O número de stop orders emitidas pela autarquia passou de 13 em 2024 para 37 em 2025, “quase o triplo do ano anterior”. Ao longo do ano passado, a evolução foi gradual, com “2 stop orders no 1º trimestre, 10 no 2º trimestre, 11 no 3º trimestre e 14 no 4º trimestre”.

Segundo a CVM, as stop orders têm caráter cautelar, com foco na “prevenção ou correção de atuações irregulares”.
O volume de ofícios de alerta também avançou no período, passando de 388 em 2024 para 434 em 2025. A Superintendência de Relações com Empresas (SEP) liderou a emissão, com 126 documentos, seguida pela Superintendência de Registro de Valores Mobiliários (SRE), com 118.
De acordo com a autarquia, os ofícios de alerta têm como objetivo “comunicar aos regulados da CVM sobre irregularidades identificadas e que não justificam a instauração de inquérito administrativo ou oferta de termo de acusação”.
A CVM afirma que essas ferramentas “demonstram o compromisso da autarquia em supervisionar a atuação dos regulados no mercado de capitais, prezando pela integridade e funcionamento regular do setor”. Ainda segundo o relatório, essa atuação, “junto com o papel educativo e orientador, colaboram para o desenvolvimento mais seguro e correto do mercado de capitais”.

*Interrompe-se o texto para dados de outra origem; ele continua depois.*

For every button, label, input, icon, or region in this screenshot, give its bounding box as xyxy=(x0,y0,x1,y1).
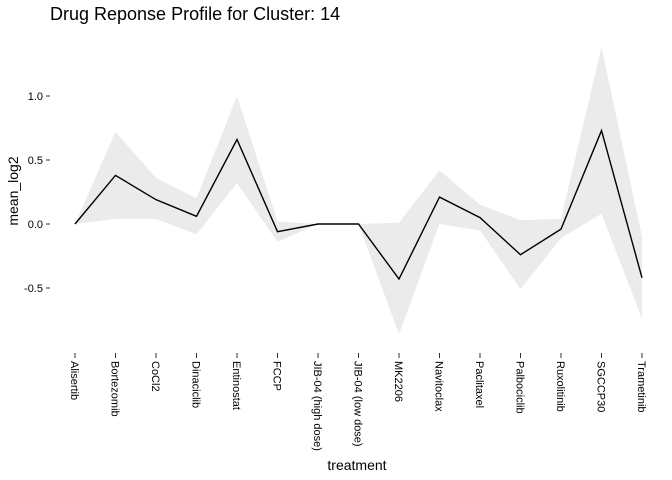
x-tick-label: Palbociclib xyxy=(514,361,526,414)
x-tick-label: Trametinib xyxy=(635,361,647,413)
x-tick-label: Ruxolitinib xyxy=(554,361,566,412)
x-tick-label: JIB-04 (low dose) xyxy=(352,361,364,447)
x-tick-label: Navitoclax xyxy=(433,361,445,412)
y-tick-label: 1.0 xyxy=(28,91,43,103)
x-tick-label: Paclitaxel xyxy=(473,361,485,408)
y-axis-title: mean_log2 xyxy=(5,156,21,225)
x-tick-label: Bortezomib xyxy=(109,361,121,417)
x-tick-label: FCCP xyxy=(271,361,283,391)
y-tick-label: 0.5 xyxy=(28,155,43,167)
x-tick-label: CoCl2 xyxy=(149,361,161,392)
x-tick-label: SGCCP30 xyxy=(595,361,607,412)
y-axis: 1.0 0.5 0.0 -0.5 xyxy=(24,91,50,295)
series-line xyxy=(74,128,643,281)
y-tick-label: -0.5 xyxy=(24,283,43,295)
x-tick-label: Entinostat xyxy=(230,361,242,410)
x-axis-title: treatment xyxy=(327,457,386,473)
plot-area xyxy=(74,47,643,335)
x-tick-label: MK2206 xyxy=(392,361,404,402)
confidence-ribbon xyxy=(75,47,642,335)
x-tick-label: Alisertib xyxy=(68,361,80,400)
chart-title: Drug Reponse Profile for Cluster: 14 xyxy=(50,4,340,24)
x-tick-label: JIB-04 (high dose) xyxy=(311,361,323,451)
x-axis: Alisertib Bortezomib CoCl2 Dinaciclib Entino… xyxy=(68,353,647,451)
y-tick-label: 0.0 xyxy=(28,219,43,231)
x-tick-label: Dinaciclib xyxy=(190,361,202,408)
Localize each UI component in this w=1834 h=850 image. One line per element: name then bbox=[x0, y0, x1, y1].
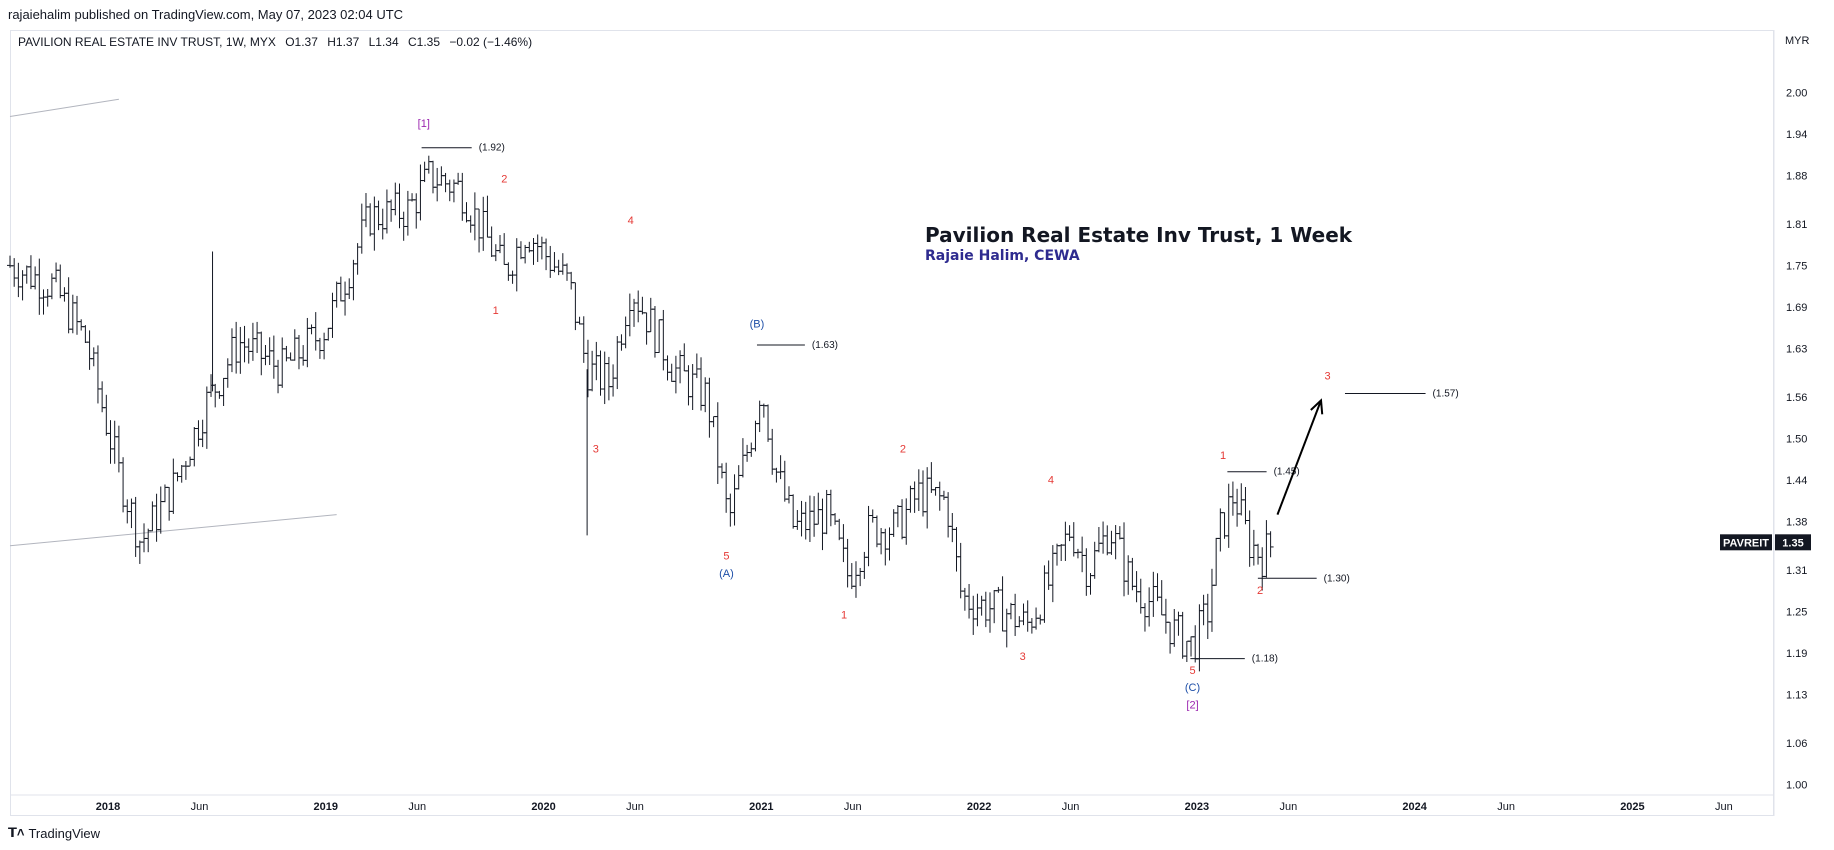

Até dezembro de 2025, havia 804 processos administrativos com potencial sancionador em andamento nas áreas técnicas da autarquia, incluindo SEP, SMI, SIN, SSE, SRE, SNC, SSR e SPS.
O número de Processos Administrativos Investigativos iniciados subiu de 59, em 2024, para 92, em 2025. Já os Processos Administrativos Sancionadores instaurados, que resultaram em acusações, passaram de 76 para 95. Esses casos foram convertidos em PAS e poderão ser julgados pelo Colegiado da CVM ou encerrados por meio de Termo de Compromisso.
No quarto trimestre de 2025, o colegiado aprovou propostas de Termo de Compromisso referentes a 15 processos de 24 proponentes, somando R$ 11,66 milhões. No total do ano, foram 42 processos envolvendo 64 proponentes, com propostas que totalizam R$ 33,31 milhões a título de danos difusos.
Os reportes ao Ministério Público também cresceram. Em 2025, a CVM encaminhou 95 ofícios, sendo 28 aos Ministérios Públicos Estaduais e 67 ao Ministério Público Federal, ante 70 comunicações em 2024. Os casos envolvem “indícios de crime de ação penal pública”, com destaque para “exercício irregular (sem autorização) de cargo, profissão, atividade ou função, estelionato e gestão fraudulenta”.
Segundo a autarquia, o Relatório da Atividade Sancionadora consolida informações sobre supervisão, apuração e fiscalização, com foco na “prevenção ou mitigação do cometimento de eventuais ilícitos no mercado de valores mobiliários”.
A CVM afirma ainda que a atividade de enforcement tem como objetivo “prevenir e coibir condutas irregulares e punir aqueles que violam dispositivos legais ou regulamentares”, sendo considerada fundamental para a proteção de investidores e para a manutenção da confiança, da integridade e do desenvolvimento do mercado de capitais brasileiro.